Fu Zitang, vice-president of the China Society for Human Rights Studies, said that the US-launched a 20-year war in Afghanistan has not only severely violated the human rights of Afghans and also posed great threats to the human rights of people in neighboring countries.
Statistics show that by April 2020, at least 47,000 Afghan civilians had been killed in the war waged by the US and more than 10 million Afghan people had been displaced.
Fu, who is also the president of Southwest University of Political Science and Law, criticized the US for imposing its own concepts of democracy, freedom and human rights on Afghanistan against the will of its people.
Such hegemonic acts are doomed to fail, he said.
Peter Peverelli, professor of Cross Cultural Human Rights Center at Vrije University Amsterdam, said American-style democracy and human rights are nothing but a farce self-directed and performed by the US.
The belligerent behavior of the US has brought the world terrible disasters. The 20-year war waged by the US is actually an act of revenge against Afghanistan in disguise of counterterrorism after 9/11, he said.

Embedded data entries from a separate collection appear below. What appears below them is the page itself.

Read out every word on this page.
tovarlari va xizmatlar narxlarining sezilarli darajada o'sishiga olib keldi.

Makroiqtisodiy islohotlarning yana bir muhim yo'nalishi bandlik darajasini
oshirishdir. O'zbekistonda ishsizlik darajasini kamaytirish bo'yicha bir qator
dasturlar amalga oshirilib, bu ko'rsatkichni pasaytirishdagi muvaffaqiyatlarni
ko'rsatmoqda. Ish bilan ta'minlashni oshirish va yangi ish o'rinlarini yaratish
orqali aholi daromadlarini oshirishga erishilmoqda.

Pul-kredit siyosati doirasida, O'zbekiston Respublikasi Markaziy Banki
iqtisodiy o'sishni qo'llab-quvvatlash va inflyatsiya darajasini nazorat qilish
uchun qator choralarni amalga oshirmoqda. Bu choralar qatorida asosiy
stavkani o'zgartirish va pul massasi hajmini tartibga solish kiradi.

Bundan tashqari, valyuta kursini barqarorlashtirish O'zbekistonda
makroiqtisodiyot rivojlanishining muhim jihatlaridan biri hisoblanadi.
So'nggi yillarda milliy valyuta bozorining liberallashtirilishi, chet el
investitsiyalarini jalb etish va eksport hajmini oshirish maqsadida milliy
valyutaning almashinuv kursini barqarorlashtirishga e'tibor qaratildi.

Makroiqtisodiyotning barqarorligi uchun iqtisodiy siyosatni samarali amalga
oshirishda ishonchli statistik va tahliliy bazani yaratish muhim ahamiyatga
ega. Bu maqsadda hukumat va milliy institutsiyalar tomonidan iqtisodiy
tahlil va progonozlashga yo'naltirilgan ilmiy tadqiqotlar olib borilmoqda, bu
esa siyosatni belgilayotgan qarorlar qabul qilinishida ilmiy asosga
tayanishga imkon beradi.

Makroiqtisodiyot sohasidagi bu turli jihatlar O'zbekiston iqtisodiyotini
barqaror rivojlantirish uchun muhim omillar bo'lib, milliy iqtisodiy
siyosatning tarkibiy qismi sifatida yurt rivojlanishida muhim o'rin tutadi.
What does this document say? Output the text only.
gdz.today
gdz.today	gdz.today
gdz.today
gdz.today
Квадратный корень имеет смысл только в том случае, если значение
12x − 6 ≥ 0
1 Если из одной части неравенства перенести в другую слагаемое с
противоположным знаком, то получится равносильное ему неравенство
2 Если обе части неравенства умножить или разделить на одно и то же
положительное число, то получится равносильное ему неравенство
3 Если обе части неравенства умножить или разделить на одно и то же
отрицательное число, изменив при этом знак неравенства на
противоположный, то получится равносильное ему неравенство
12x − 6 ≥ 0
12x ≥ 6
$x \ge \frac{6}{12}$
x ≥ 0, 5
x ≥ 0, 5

Mehdi Aliabadi, deputy permanent representative of the Islamic Republic of Iran to the UN in Geneva, criticized the US' illegal military intervention in Afghanistan as a symbol of hypocrisy, in which human rights has turned a tool of political manipulation.
Cheng Xizhong, a senior research fellow at the Charhar Institute think tank, said that more than 800,000 people have died and more than 38 million displaced since the US launched the war on terror in 2001.
The United States is the world's biggest human-rights violator and the biggest challenge threatening world peace and development, Cheng added.